Cette nouvelle force le faisait voir différemment. Et sentir différemment, apparemment. Même quand il marchait, il ressentait tout à la puissance dix. Il en vint à penser qu'il subissait le pire retour d'acide de sa vie. Son corps était habité par quelque chose d'autre, quelque chose de géant, de grandiose ! Tout était accentué, les couleurs lui brûlaient les yeux, les ombres vagues prenaient des formes précises et détaillées, son énergie voyageait dans tout son corps de manière sensible et sa joie avait l'air indestructible. Pour une personne normale, ça aurait peut-être été amusant, voire gratifiant mais sans plus. Pour lui dont la vie était si fade et monotone qu'il rêvait de mourir, c'était le paradis. Qui avait rangé le paradis dans une seringue ? C'était idiot, mais il était content qu'on l'ait fait. Pour la première fois depuis une éternité, il était tout simplement heureux.

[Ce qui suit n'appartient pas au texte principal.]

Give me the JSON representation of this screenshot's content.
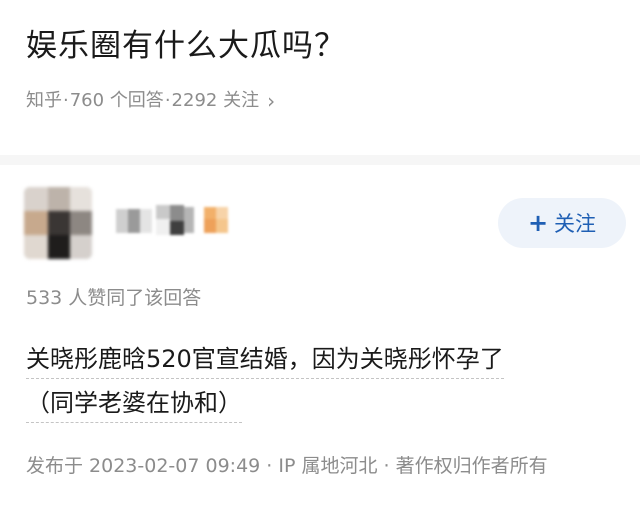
{
  "question": {
    "title": "娱乐圈有什么大瓜吗？",
    "source": "知乎",
    "answers": "760 个回答",
    "followers": "2292 关注",
    "chevron_icon": "chevron-right-icon"
  },
  "answer": {
    "follow_button": {
      "icon": "plus-icon",
      "label": "关注"
    },
    "vote_count": "533 人赞同了该回答",
    "content_line1": "关晓彤鹿晗520官宣结婚，因为关晓彤怀孕了",
    "content_line2": "（同学老婆在协和）",
    "publish_info": "发布于 2023-02-07 09:49 · IP 属地河北 · 著作权归作者所有"
  },
  "colors": {
    "text_primary": "#1a1a1a",
    "text_secondary": "#8c8c8c",
    "follow_bg": "#eef3fa",
    "follow_text": "#1f5fb4"
  }
}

Bien sûr, ça n'allait pas durer. Il se l'était promis, ce matin, c'était le jour de son retour à la maison. Zach passa par la fenêtre de sa chambre dont les volets étaient fermés mais pas les vitres - ainsi il pouvait rentrer et sortir la nuit sans qu'on le sache. Il espérait trouver sa mère avant son père et ainsi profiter encore un peu du bonheur qui pulsait dans ses veines.
Mais lorsque sa mère le vit, elle cria pour prévenir son père. Zach ne comprit pas pourquoi elle avait réagit ainsi, ils avaient si peu d'occasions de se parler ! Peut-être qu'elle l'avait cru mort... Ça aurait expliqué l’absence d'avis de recherche. Oui, c'était sûrement ça. La pauvre, elle avait dû se faire un sang d'encre. Et si elle avait pleuré ? Non, il ne se le pardonnerait pas. Il n'était pas mauvais au point de vouloir faire du mal à la seule personne qu'il aimait sur cette planète. Il espérait vraiment que tout c'était bien passé pendant cette semaine de séparation. Au moins, elle était en vie. Qu'aurait-il fait s'il n'avait trouvé que son cadavre en rentrant ? Il aurait fuit. Ou tué son père. Maintenant qu'il avait cette force, la seconde option n'était plus si impossible.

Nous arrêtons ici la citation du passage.